В пятницу вечером снова звонок в дверь. Илья открыл — Марина.
— Можно войти?
— Конечно. Это же твой дом тоже.
Прошла на кухню, села за стол. Он заварил чай — автоматически, как раньше. На двоих.
— Решила, — сказала она без предисловий.
Сердце ухнуло.
— Развод?
— Нет. Пока нет. — Марина подняла глаза. — Но условия.
— Какие?
— Ты уезжаешь. На полгода. К Вите, снимешь квартиру — мне всё равно. Я остаюсь здесь одна. Подумаю, пойму — хочу ли дальше с тобой жить.
— А если захочешь?
— Тогда поговорим.

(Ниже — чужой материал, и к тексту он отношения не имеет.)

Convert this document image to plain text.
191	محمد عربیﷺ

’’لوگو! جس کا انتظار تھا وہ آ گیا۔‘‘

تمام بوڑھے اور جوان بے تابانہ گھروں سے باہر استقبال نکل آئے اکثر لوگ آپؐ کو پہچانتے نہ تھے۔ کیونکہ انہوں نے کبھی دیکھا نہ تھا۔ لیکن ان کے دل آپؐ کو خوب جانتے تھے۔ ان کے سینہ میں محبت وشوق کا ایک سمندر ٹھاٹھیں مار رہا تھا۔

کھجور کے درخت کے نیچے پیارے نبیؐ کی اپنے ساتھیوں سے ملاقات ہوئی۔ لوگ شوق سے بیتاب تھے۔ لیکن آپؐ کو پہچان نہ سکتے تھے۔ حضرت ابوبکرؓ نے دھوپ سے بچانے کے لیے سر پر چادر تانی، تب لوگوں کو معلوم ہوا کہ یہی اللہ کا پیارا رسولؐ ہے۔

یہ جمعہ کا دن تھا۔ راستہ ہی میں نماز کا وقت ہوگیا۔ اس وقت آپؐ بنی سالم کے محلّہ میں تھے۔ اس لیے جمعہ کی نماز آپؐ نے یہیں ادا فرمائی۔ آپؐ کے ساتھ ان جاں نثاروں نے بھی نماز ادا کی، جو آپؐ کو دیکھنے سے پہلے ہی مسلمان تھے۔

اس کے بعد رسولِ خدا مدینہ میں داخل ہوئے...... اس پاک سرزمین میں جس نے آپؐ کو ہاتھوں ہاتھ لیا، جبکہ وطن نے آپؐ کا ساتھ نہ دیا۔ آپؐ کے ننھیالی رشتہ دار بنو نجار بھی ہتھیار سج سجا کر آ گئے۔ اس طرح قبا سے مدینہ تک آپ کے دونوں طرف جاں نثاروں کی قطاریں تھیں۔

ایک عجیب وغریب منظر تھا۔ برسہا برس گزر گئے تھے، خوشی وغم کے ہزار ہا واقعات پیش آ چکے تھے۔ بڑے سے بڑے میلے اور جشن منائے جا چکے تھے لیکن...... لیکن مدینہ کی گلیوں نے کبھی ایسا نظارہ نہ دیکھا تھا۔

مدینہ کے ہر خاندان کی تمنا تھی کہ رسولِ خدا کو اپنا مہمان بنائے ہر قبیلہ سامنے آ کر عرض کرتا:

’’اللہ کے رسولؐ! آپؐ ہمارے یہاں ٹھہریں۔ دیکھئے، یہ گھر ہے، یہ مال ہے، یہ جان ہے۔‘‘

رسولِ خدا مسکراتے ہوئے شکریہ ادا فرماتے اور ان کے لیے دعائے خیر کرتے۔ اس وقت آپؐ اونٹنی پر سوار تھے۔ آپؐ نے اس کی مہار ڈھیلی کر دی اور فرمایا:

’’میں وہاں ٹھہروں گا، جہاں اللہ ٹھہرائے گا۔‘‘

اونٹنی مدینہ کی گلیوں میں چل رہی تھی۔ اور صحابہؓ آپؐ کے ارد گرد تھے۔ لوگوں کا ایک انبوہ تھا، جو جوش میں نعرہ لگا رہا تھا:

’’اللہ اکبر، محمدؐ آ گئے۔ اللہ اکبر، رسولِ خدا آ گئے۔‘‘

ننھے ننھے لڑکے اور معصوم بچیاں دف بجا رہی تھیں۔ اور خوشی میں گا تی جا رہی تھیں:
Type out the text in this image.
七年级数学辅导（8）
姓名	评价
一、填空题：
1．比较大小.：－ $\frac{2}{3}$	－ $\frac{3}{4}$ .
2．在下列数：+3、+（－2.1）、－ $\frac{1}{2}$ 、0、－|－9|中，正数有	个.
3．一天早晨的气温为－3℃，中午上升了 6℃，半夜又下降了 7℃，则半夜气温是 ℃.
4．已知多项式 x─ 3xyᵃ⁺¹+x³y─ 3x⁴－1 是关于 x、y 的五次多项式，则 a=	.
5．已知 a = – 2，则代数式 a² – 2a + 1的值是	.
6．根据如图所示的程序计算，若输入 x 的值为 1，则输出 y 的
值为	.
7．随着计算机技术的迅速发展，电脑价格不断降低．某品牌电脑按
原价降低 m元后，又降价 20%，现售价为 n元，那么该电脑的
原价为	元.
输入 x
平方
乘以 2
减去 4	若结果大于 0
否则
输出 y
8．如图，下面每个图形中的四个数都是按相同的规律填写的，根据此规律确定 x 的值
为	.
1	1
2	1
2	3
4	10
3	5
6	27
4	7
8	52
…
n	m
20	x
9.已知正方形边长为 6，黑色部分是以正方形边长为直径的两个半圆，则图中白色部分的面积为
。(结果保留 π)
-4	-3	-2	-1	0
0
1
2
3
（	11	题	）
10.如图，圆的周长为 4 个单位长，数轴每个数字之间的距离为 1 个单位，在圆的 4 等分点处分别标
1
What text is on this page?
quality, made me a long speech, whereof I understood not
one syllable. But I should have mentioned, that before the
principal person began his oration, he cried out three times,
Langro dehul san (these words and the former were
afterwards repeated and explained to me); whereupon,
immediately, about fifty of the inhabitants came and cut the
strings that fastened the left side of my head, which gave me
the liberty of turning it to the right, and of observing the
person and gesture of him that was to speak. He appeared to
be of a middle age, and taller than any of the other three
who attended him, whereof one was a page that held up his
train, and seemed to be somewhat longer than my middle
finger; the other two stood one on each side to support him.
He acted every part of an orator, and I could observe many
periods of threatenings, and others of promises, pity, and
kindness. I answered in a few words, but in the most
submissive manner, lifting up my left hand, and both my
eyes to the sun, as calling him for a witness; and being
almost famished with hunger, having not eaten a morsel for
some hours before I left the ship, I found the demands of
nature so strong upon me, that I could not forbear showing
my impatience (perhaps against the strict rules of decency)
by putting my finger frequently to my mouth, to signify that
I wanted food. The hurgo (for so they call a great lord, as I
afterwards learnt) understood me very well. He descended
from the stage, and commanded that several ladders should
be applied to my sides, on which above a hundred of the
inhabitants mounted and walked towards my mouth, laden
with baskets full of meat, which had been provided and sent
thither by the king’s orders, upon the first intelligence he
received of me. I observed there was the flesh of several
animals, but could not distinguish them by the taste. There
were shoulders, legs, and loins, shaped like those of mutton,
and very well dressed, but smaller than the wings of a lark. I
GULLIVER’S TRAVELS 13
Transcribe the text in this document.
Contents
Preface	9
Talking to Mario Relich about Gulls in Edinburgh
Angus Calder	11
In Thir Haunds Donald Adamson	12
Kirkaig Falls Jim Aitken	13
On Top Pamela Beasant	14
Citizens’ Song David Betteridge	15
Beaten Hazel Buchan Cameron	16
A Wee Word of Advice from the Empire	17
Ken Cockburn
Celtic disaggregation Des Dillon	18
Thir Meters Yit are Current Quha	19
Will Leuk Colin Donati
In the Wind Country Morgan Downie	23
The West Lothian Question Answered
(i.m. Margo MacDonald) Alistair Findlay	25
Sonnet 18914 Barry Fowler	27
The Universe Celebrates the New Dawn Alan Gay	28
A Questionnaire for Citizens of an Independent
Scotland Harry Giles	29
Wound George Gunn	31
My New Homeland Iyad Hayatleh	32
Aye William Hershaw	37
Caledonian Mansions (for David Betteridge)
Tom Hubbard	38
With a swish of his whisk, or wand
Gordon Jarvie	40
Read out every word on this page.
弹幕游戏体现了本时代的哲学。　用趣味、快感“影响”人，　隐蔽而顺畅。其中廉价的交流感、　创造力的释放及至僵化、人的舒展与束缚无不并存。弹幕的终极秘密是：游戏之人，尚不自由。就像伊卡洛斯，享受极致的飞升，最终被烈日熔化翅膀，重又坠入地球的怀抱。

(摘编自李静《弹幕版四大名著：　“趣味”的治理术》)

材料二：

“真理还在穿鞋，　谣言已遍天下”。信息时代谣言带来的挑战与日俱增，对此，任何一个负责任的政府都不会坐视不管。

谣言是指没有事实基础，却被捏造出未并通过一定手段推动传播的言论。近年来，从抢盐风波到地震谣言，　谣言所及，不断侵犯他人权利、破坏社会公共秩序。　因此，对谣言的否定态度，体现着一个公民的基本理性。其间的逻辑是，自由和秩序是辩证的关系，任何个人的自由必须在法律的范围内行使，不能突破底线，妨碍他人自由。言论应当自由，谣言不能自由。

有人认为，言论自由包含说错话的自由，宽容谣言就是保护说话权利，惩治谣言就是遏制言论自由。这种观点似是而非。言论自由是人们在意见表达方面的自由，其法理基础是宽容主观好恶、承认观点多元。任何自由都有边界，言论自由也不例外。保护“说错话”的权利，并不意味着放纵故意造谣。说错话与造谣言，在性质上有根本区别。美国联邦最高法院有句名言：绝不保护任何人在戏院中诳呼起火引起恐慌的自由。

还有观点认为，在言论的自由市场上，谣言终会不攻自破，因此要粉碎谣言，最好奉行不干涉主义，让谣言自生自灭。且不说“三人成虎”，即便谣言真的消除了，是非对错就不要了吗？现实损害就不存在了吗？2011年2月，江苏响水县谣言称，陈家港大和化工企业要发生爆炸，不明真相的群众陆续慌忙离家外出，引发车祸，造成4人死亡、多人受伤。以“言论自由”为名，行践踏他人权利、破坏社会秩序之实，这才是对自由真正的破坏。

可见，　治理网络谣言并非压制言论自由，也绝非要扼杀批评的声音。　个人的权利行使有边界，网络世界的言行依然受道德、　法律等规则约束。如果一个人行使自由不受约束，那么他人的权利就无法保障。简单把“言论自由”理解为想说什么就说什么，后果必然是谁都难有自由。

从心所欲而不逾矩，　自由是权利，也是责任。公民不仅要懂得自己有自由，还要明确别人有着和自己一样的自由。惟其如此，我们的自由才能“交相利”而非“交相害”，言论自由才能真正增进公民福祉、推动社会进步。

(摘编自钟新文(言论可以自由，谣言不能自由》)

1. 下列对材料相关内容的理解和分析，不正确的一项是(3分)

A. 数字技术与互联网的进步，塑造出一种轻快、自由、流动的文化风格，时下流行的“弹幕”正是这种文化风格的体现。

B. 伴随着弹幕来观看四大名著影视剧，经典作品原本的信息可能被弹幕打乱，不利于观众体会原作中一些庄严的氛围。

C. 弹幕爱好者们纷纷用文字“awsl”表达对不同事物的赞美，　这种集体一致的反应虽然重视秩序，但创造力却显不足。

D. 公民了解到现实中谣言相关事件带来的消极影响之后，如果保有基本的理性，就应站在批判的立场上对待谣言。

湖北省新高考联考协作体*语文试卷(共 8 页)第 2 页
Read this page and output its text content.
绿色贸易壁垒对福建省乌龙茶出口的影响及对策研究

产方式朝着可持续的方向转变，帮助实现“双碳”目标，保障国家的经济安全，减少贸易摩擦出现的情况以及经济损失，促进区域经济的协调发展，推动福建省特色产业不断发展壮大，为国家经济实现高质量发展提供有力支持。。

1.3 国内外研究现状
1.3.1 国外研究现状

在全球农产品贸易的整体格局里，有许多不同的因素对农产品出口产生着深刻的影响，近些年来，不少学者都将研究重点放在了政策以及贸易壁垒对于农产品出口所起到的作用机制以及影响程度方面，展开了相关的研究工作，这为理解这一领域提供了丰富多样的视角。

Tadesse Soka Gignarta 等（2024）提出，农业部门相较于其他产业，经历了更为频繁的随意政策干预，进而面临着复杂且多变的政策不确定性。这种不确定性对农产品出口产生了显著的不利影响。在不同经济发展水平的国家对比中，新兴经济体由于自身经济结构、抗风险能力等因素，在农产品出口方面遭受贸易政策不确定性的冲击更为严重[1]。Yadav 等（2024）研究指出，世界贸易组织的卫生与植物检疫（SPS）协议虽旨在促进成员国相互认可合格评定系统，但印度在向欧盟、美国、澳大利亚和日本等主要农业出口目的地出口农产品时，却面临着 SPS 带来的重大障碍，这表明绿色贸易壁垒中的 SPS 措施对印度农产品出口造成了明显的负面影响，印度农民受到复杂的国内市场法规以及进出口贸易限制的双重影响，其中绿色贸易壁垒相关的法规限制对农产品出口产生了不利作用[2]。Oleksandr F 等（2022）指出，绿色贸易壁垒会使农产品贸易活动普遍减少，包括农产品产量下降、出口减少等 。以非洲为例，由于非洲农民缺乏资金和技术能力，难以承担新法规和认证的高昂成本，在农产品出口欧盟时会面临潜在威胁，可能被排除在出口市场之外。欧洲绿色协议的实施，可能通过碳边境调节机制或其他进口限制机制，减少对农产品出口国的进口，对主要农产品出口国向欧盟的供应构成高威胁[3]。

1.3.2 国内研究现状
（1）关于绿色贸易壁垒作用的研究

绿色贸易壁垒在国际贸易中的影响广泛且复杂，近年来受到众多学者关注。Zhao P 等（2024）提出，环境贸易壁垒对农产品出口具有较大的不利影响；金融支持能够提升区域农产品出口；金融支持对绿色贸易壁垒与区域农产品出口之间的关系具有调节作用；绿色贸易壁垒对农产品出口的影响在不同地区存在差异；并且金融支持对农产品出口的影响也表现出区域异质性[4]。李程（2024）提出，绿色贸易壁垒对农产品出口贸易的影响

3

Но это будет уже другая жизнь.
— Какая?
— Увидишь. Если захочу тебя вернуть.
Илья кивнул. Выбора не было.
— А если не захочешь?
— То же самое, что и сейчас. Только официально.
Он собрал вещи за полчаса. Нужного оказалось удивительно мало. Марина сидела на кухне, пила чай, смотрела в окно.
— Я буду звонить, — сказал он, стоя в дверях.
— Не надо. Я сама позвоню. Если захочу.
— Маринка.
— Илья. — Она повернулась. — Ты сломал нас. Может быть, безвозвратно. Но я дам тебе шанс понять, чего ты действительно хочешь.
Вечером он сидел на скамейке во дворе Витиного дома, курил и смотрел в окна. В одном горел свет — сын с невесткой ужинали, смеялись чему-то. Нормальная семейная жизнь.
А где-то в другом конце города, в их квартире, сидела женщина, которую он предал. Наверное, тоже смотрела в окно. Думала о тридцати годах. О том, стоит ли давать вторую попытку.
Впервые за все эти месяцы Илья почувствовал не жалость к себе, а настоящий страх. Не за комфорт, не за привычную жизнь. За то, что потерял человека, который любил его просто так. Не за красивые слова, не за подарки. А за то, что он есть.
И может быть, уже потерял навсегда.
Окурок погас под ногой. Илья поднялся, пошёл к подъезду. Завтра начнётся новая жизнь. Какая — зависело теперь не только от него.